En efecto, la tropa retornó a la capital el domingo 22 de febrero, según lo narra Blanco en su diario. Aunque los esperaba una banda militar en el Paso de la Vaca, no hubo ningún acto formal de recibimiento de parte de las autoridades gubernamentales, al punto de que «entramos a los cuarteles a dejar las armas, nos tocaron fajina [un toque de campana para llamar a comer, en el argot militar] y ni muchas gracias. Solo nos dijeron que después se nos pagaría toda la campaña. ¡Tiempo de inmortal memoria para el Ejército de Costa Rica!».

Así, como una especie de «ángel caído», había terminado la historia bélica del héroe indiscutible de las batallas en el río San Juan. Para peores, mediante una carta dirigida al ministro Escalante, días después el general José Joaquín Mora la emprendió contra Blanco. Esto aparece discutido brevemente en Obregón, quien justifica la acción de Blanco.

Por fortuna para nuestro ejército, a pesar de haberse perdido el bastión de La Trinidad, la situación mejoraría. Aunque, envalentonados con este golpe, los navíos filibusteros arremetieron contra las fuerzas acantonadas en la fortaleza del Castillo Viejo, y hasta se estuvo a punto de perder esa batalla, nuestros combatientes supieron vencer, guiados con gran tino por el capitán Faustino Montes de Oca Gamero y el coronel inglés George Cauty. Empero, el enemigo reculó y permaneció en las inmediaciones del río San Carlos, para rearmarse, replantear la estrategia y contraatacar, lo cual hicieron a inicios de abril, pero fueron derrotados de nuevo. Ya desmoralizados, se les pudo desalojar sin mucha dificultad de La Trinidad, y nuestras fuerzas se enrumbaron hacia San Juan del Norte, donde estaba el núcleo de operaciones del filibusterismo.

Al final de cuentas, ya sin el río San Juan bajo su dominio, y tras perder varias batallas en tierra contra los ejércitos aliados centroamericanos, Walker capitularía en Rivas el 1 de mayo de 1857. Es decir, una historia con un final feliz, pero después de tantísimos avatares y padecimiento.

Sin embargo..., hasta ahora me percato, apreciados lectores, de que todo lo que he dicho hasta aquí no había pensado escribirlo. ¡Se me fue la pluma (o las teclas)! Porque, en realidad, el día que hallé la carta de Blanco en el Archivo Nacional, la fotocopié más bien por un detalle algo jocoso.


Carta

(Cara frontal de la carta de Máximo Blanco. Foto: Jafeth Campos, Archivo Nacional)

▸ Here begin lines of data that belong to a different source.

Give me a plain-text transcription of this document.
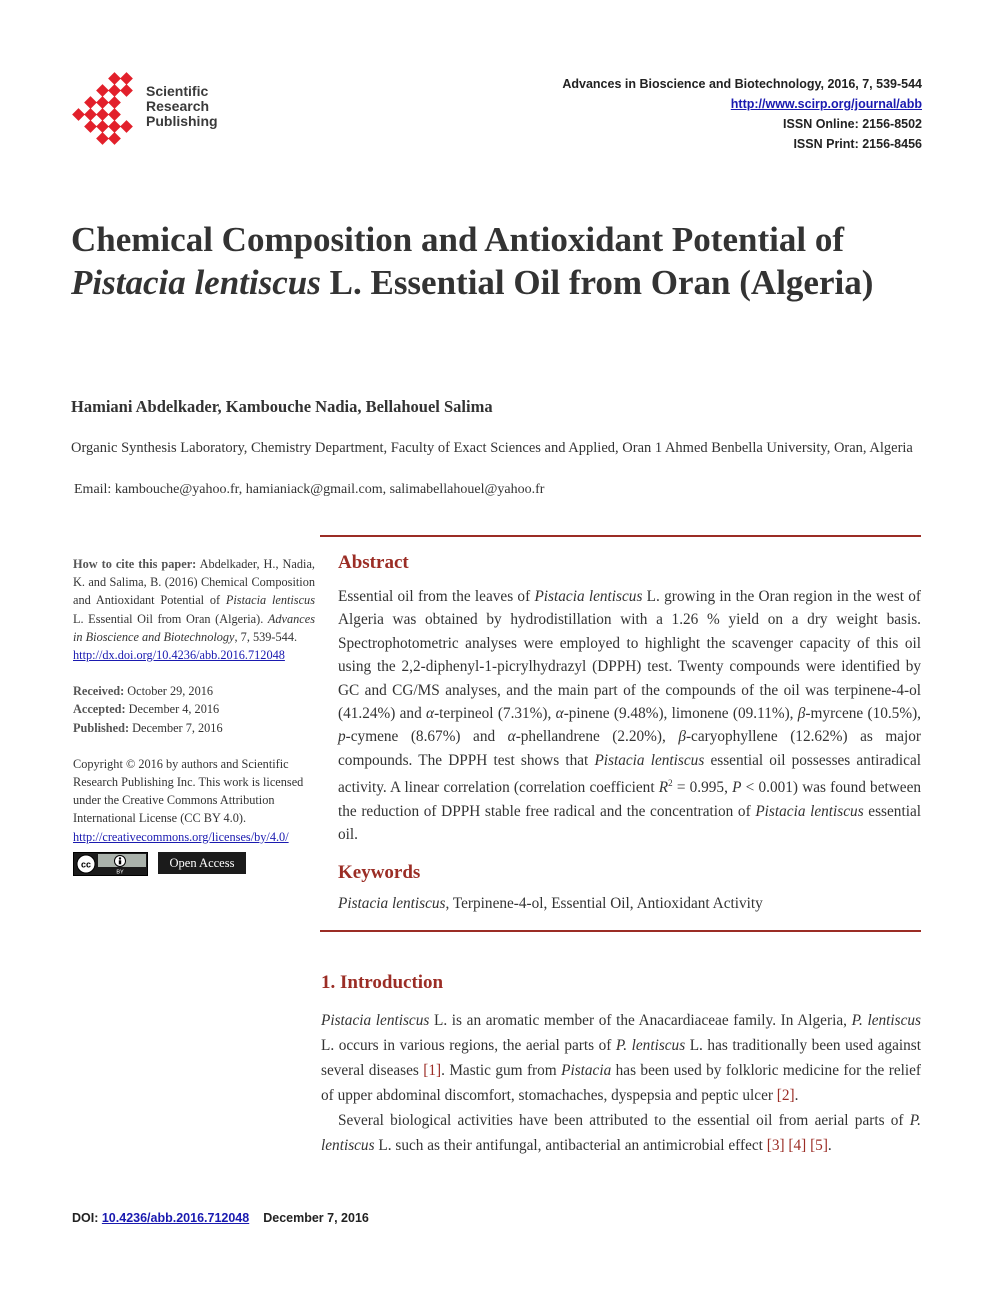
Scientific
Research
Publishing
Advances in Bioscience and Biotechnology, 2016, 7, 539-544
http://www.scirp.org/journal/abb
ISSN Online: 2156-8502
ISSN Print: 2156-8456
Chemical Composition and Antioxidant Potential of Pistacia lentiscus L. Essential Oil from Oran (Algeria)
Hamiani Abdelkader, Kambouche Nadia, Bellahouel Salima
Organic Synthesis Laboratory, Chemistry Department, Faculty of Exact Sciences and Applied, Oran 1 Ahmed Benbella University, Oran, Algeria
Email: kambouche@yahoo.fr, hamianiack@gmail.com, salimabellahouel@yahoo.fr
How to cite this paper: Abdelkader, H., Nadia, K. and Salima, B. (2016) Chemical Composition and Antioxidant Potential of Pistacia lentiscus L. Essential Oil from Oran (Algeria). Advances in Bioscience and Biotechnology, 7, 539-544.
http://dx.doi.org/10.4236/abb.2016.712048
Received: October 29, 2016
Accepted: December 4, 2016
Published: December 7, 2016
Copyright © 2016 by authors and Scientific Research Publishing Inc. This work is licensed under the Creative Commons Attribution International License (CC BY 4.0).
http://creativecommons.org/licenses/by/4.0/
cc
BY
Open Access
Abstract
Essential oil from the leaves of Pistacia lentiscus L. growing in the Oran region in the west of Algeria was obtained by hydrodistillation with a 1.26 % yield on a dry weight basis. Spectrophotometric analyses were employed to highlight the scavenger capacity of this oil using the 2,2-diphenyl-1-picrylhydrazyl (DPPH) test. Twenty compounds were identified by GC and CG/MS analyses, and the main part of the compounds of the oil was terpinene-4-ol (41.24%) and α-terpineol (7.31%), α-pinene (9.48%), limonene (09.11%), β-myrcene (10.5%), p-cymene (8.67%) and α-phellandrene (2.20%), β-caryophyllene (12.62%) as major compounds. The DPPH test shows that Pistacia lentiscus essential oil possesses antiradical activity. A linear correlation (correlation coefficient $R^2 = 0.995$, P < 0.001) was found between the reduction of DPPH stable free radical and the concentration of Pistacia lentiscus essential oil.
Keywords
Pistacia lentiscus, Terpinene-4-ol, Essential Oil, Antioxidant Activity
1. Introduction

Pistacia lentiscus L. is an aromatic member of the Anacardiaceae family. In Algeria, P. lentiscus L. occurs in various regions, the aerial parts of P. lentiscus L. has traditionally been used against several diseases [1]. Mastic gum from Pistacia has been used by folkloric medicine for the relief of upper abdominal discomfort, stomachaches, dyspepsia and peptic ulcer [2].

Several biological activities have been attributed to the essential oil from aerial parts of P. lentiscus L. such as their antifungal, antibacterial an antimicrobial effect [3] [4] [5].

DOI: 10.4236/abb.2016.712048 December 7, 2016
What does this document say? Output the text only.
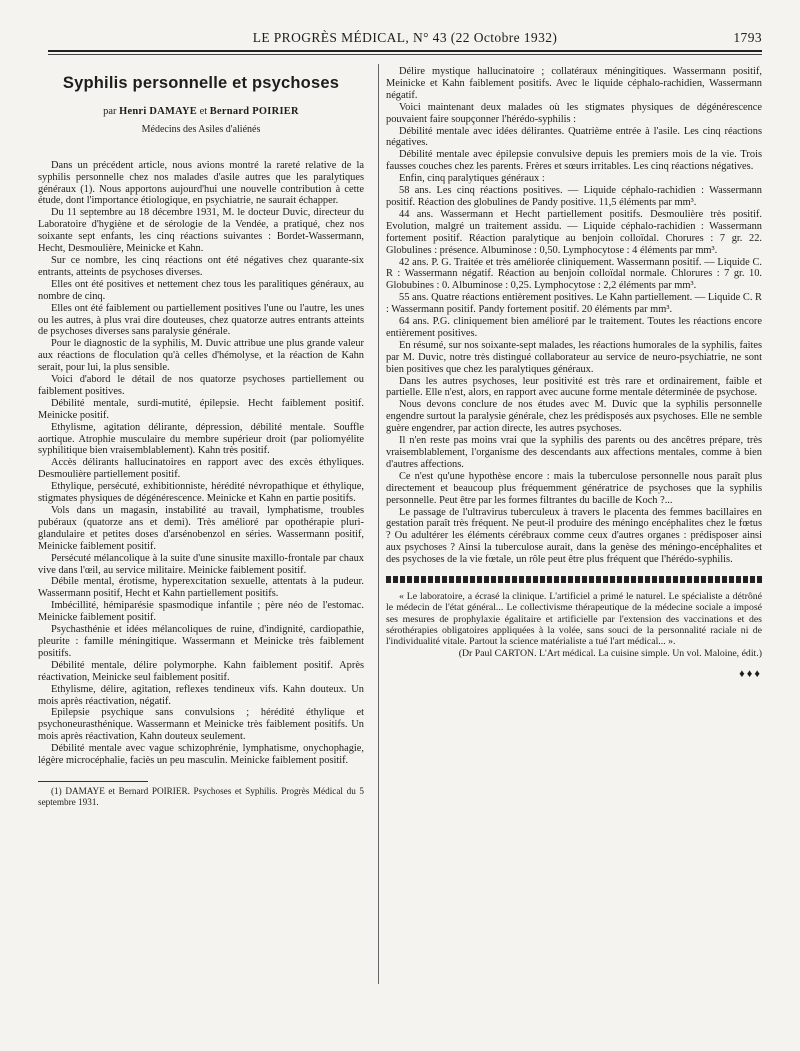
LE PROGRÈS MÉDICAL, N° 43 (22 Octobre 1932)	1793
Syphilis personnelle et psychoses
par Henri DAMAYE et Bernard POIRIER
Médecins des Asiles d'aliénés

Dans un précédent article, nous avions montré la rareté relative de la syphilis personnelle chez nos malades d'asile autres que les paralytiques généraux (1). Nous apportons aujourd'hui une nouvelle contribution à cette étude, dont l'importance étiologique, en psychiatrie, ne saurait échapper.

Du 11 septembre au 18 décembre 1931, M. le docteur Duvic, directeur du Laboratoire d'hygiène et de sérologie de la Vendée, a pratiqué, chez nos soixante sept enfants, les cinq réactions suivantes : Bordet-Wassermann, Hecht, Desmoulière, Meinicke et Kahn.

Sur ce nombre, les cinq réactions ont été négatives chez quarante-six entrants, atteints de psychoses diverses.

Elles ont été positives et nettement chez tous les paralitiques généraux, au nombre de cinq.

Elles ont été faiblement ou partiellement positives l'une ou l'autre, les unes ou les autres, à plus vrai dire douteuses, chez quatorze autres entrants atteints de psychoses diverses sans paralysie générale.

Pour le diagnostic de la syphilis, M. Duvic attribue une plus grande valeur aux réactions de floculation qu'à celles d'hémolyse, et la réaction de Kahn serait, pour lui, la plus sensible.

Voici d'abord le détail de nos quatorze psychoses partiellement ou faiblement positives.

Débilité mentale, surdi-mutité, épilepsie. Hecht faiblement positif. Meinicke positif.

Ethylisme, agitation délirante, dépression, débilité mentale. Souffle aortique. Atrophie musculaire du membre supérieur droit (par poliomyélite syphilitique bien vraisemblablement). Kahn très positif.

Accès délirants hallucinatoires en rapport avec des excès éthyliques. Desmoulière partiellement positif.

Ethylique, persécuté, exhibitionniste, hérédité névropathique et éthylique, stigmates physiques de dégénérescence. Meinicke et Kahn en partie positifs.

Vols dans un magasin, instabilité au travail, lymphatisme, troubles pubéraux (quatorze ans et demi). Très amélioré par opothérapie pluri-glandulaire et petites doses d'arsénobenzol en séries. Wassermann positif, Meinicke faiblement positif.

Persécuté mélancolique à la suite d'une sinusite maxillo-frontale par chaux vive dans l'œil, au service militaire. Meinicke faiblement positif.

Débile mental, érotisme, hyperexcitation sexuelle, attentats à la pudeur. Wassermann positif, Hecht et Kahn partiellement positifs.

Imbécillité, hémiparésie spasmodique infantile ; père néo de l'estomac. Meinicke faiblement positif.

Psychasthénie et idées mélancoliques de ruine, d'indignité, cardiopathie, pleurite : famille méningitique. Wassermann et Meinicke très faiblement positifs.

Débilité mentale, délire polymorphe. Kahn faiblement positif. Après réactivation, Meinicke seul faiblement positif.

Ethylisme, délire, agitation, reflexes tendineux vifs. Kahn douteux. Un mois après réactivation, négatif.

Epilepsie psychique sans convulsions ; hérédité éthylique et psychoneurasthénique. Wassermann et Meinicke très faiblement positifs. Un mois après réactivation, Kahn douteux seulement.

Débilité mentale avec vague schizophrénie, lymphatisme, onychophagie, légère microcéphalie, faciès un peu masculin. Meinicke faiblement positif.

(1) DAMAYE et Bernard POIRIER. Psychoses et Syphilis. Progrès Médical du 5 septembre 1931.

Délire mystique hallucinatoire ; collatéraux méningitiques. Wassermann positif, Meinicke et Kahn faiblement positifs. Avec le liquide céphalo-rachidien, Wassermann négatif.

Voici maintenant deux malades où les stigmates physiques de dégénérescence pouvaient faire soupçonner l'hérédo-syphilis :

Débilité mentale avec idées délirantes. Quatrième entrée à l'asile. Les cinq réactions négatives.

Débilité mentale avec épilepsie convulsive depuis les premiers mois de la vie. Trois fausses couches chez les parents. Frères et sœurs irritables. Les cinq réactions négatives.

Enfin, cinq paralytiques généraux :

58 ans. Les cinq réactions positives. — Liquide céphalo-rachidien : Wassermann positif. Réaction des globulines de Pandy positive. 11,5 éléments par mm³.

44 ans. Wassermann et Hecht partiellement positifs. Desmoulière très positif. Evolution, malgré un traitement assidu. — Liquide céphalo-rachidien : Wassermann fortement positif. Réaction paralytique au benjoin colloïdal. Chorures : 7 gr. 22. Globulines : présence. Albuminose : 0,50. Lymphocytose : 4 éléments par mm³.

42 ans. P. G. Traitée et très améliorée cliniquement. Wassermann positif. — Liquide C. R : Wassermann négatif. Réaction au benjoin colloïdal normale. Chlorures : 7 gr. 10. Globubines : 0. Albuminose : 0,25. Lymphocytose : 2,2 éléments par mm³.

55 ans. Quatre réactions entièrement positives. Le Kahn partiellement. — Liquide C. R : Wassermann positif. Pandy fortement positif. 20 éléments par mm³.

64 ans. P.G. cliniquement bien amélioré par le traitement. Toutes les réactions encore entièrement positives.

En résumé, sur nos soixante-sept malades, les réactions humorales de la syphilis, faites par M. Duvic, notre très distingué collaborateur au service de neuro-psychiatrie, ne sont bien positives que chez les paralytiques généraux.

Dans les autres psychoses, leur positivité est très rare et ordinairement, faible et partielle. Elle n'est, alors, en rapport avec aucune forme mentale déterminée de psychose.

Nous devons conclure de nos études avec M. Duvic que la syphilis personnelle engendre surtout la paralysie générale, chez les prédisposés aux psychoses. Elle ne semble guère engendrer, par action directe, les autres psychoses.

Il n'en reste pas moins vrai que la syphilis des parents ou des ancêtres prépare, très vraisemblablement, l'organisme des descendants aux affections mentales, comme à bien d'autres affections.

Ce n'est qu'une hypothèse encore : mais la tuberculose personnelle nous paraît plus directement et beaucoup plus fréquemment génératrice de psychoses que la syphilis personnelle. Peut être par les formes filtrantes du bacille de Koch ?...

Le passage de l'ultravirus tuberculeux à travers le placenta des femmes bacillaires en gestation paraît très fréquent. Ne peut-il produire des méningo encéphalites chez le fœtus ? Ou adultérer les éléments cérébraux comme ceux d'autres organes : prédisposer ainsi aux psychoses ? Ainsi la tuberculose aurait, dans la genèse des méningo-encéphalites et des psychoses de la vie fœtale, un rôle peut être plus fréquent que l'hérédo-syphilis.

« Le laboratoire, a écrasé la clinique. L'artificiel a primé le naturel. Le spécialiste a détrôné le médecin de l'état général... Le collectivisme thérapeutique de la médecine sociale a imposé ses mesures de prophylaxie égalitaire et artificielle par l'extension des vaccinations et des sérothérapies obligatoires appliquées à la volée, sans souci de la personnalité raciale ni de l'individualité vitale. Partout la science matérialiste a tué l'art médical... ».

(Dr Paul CARTON. L'Art médical. La cuisine simple. Un vol. Maloine, édit.)

♦♦♦
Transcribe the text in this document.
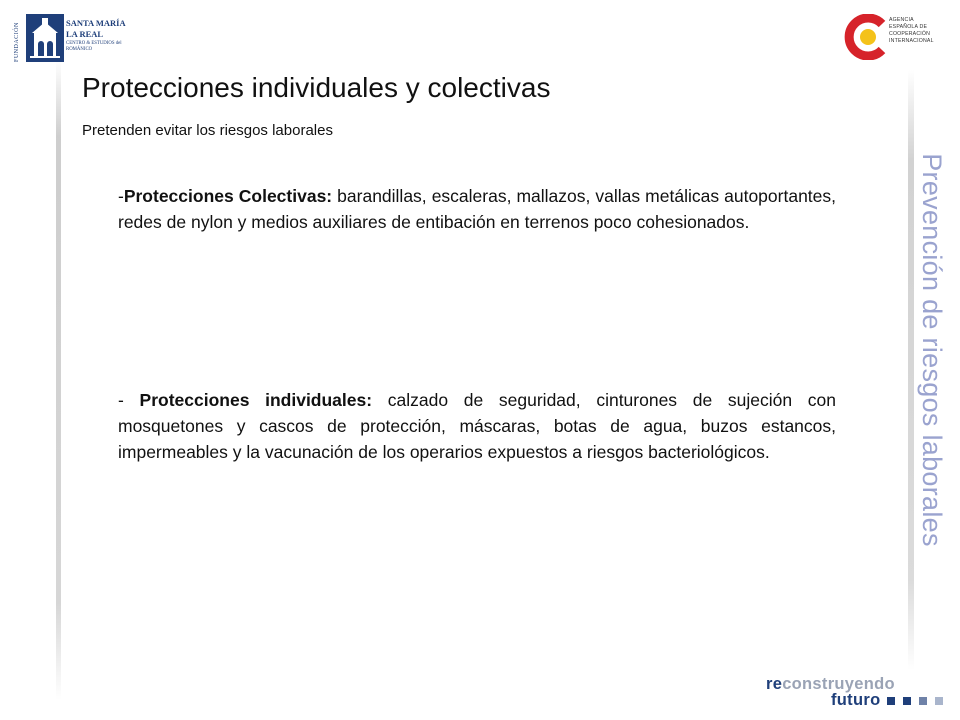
FUNDACIÓN	SANTA MARÍA
LA REAL
CENTRO & ESTUDIOS del ROMÁNICO
AGENCIA
ESPAÑOLA DE
COOPERACIÓN
INTERNACIONAL
Protecciones individuales y colectivas

Pretenden evitar los riesgos laborales

-Protecciones Colectivas: barandillas, escaleras, mallazos, vallas metálicas autoportantes, redes de nylon y medios auxiliares de entibación en terrenos poco cohesionados.

- Protecciones individuales: calzado de seguridad, cinturones de sujeción con mosquetones y cascos de protección, máscaras, botas de agua, buzos estancos, impermeables y la vacunación de los operarios expuestos a riesgos bacteriológicos.	Prevención de riesgos laborales
reconstruyendo
futuro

En efecto, como en esa época no había sobres engomados para enviar cartas, su privacidad se lograba al sellar con lacre rojo el pliego, después de doblarlo. Y así lo hizo Blanco para tan importante mensaje; es por eso por lo que hoy, al ver el pliego abierto, en su reverso permanecen los restos del lacre. Pero lo gracioso no es eso, sino que inmediatamente debajo del nombre del destinatario, que era nada menos que el «Excelentísimo Señor General Presidente de la República», aparece un recado que dice «A Joaquín que les dé guaro á flete á los arrieros, que está obligado», en clara alusión a quienes en mula transportaban el correo y mercaderías no muy voluminosas a través de aquellas escabrosas trochas de montaña. Tal vez en Cariblanco, donde había otro puesto aduanero, era donde el mentado Joaquín —quizás Joaquín Arley, quien era uno de los empleados del gobierno en esa zona, y el año anterior había peleado en la batalla de Sardinal— debía dar a los arrieros el guaro necesario para sobrellevar la pesada travesía por aquellos lodazales, hasta llegar al Palacio Nacional y entregar la carta a don Juanito.

Al comparar la caligrafía con la de Blanco, tiene algunos rasgos en común, pero no pareciera ser la de él. De todas maneras, independientemente de quien hubiera escrito ese recado, me parece que representa una muestra de irrespeto a la investidura del presidente de la República. O, tal vez, es tan solo una muestra de la irreverencia con que la que, para bien o para mal, los costarricenses hemos tomado los asuntos públicos y políticos lo largo de la historia, y hasta hoy.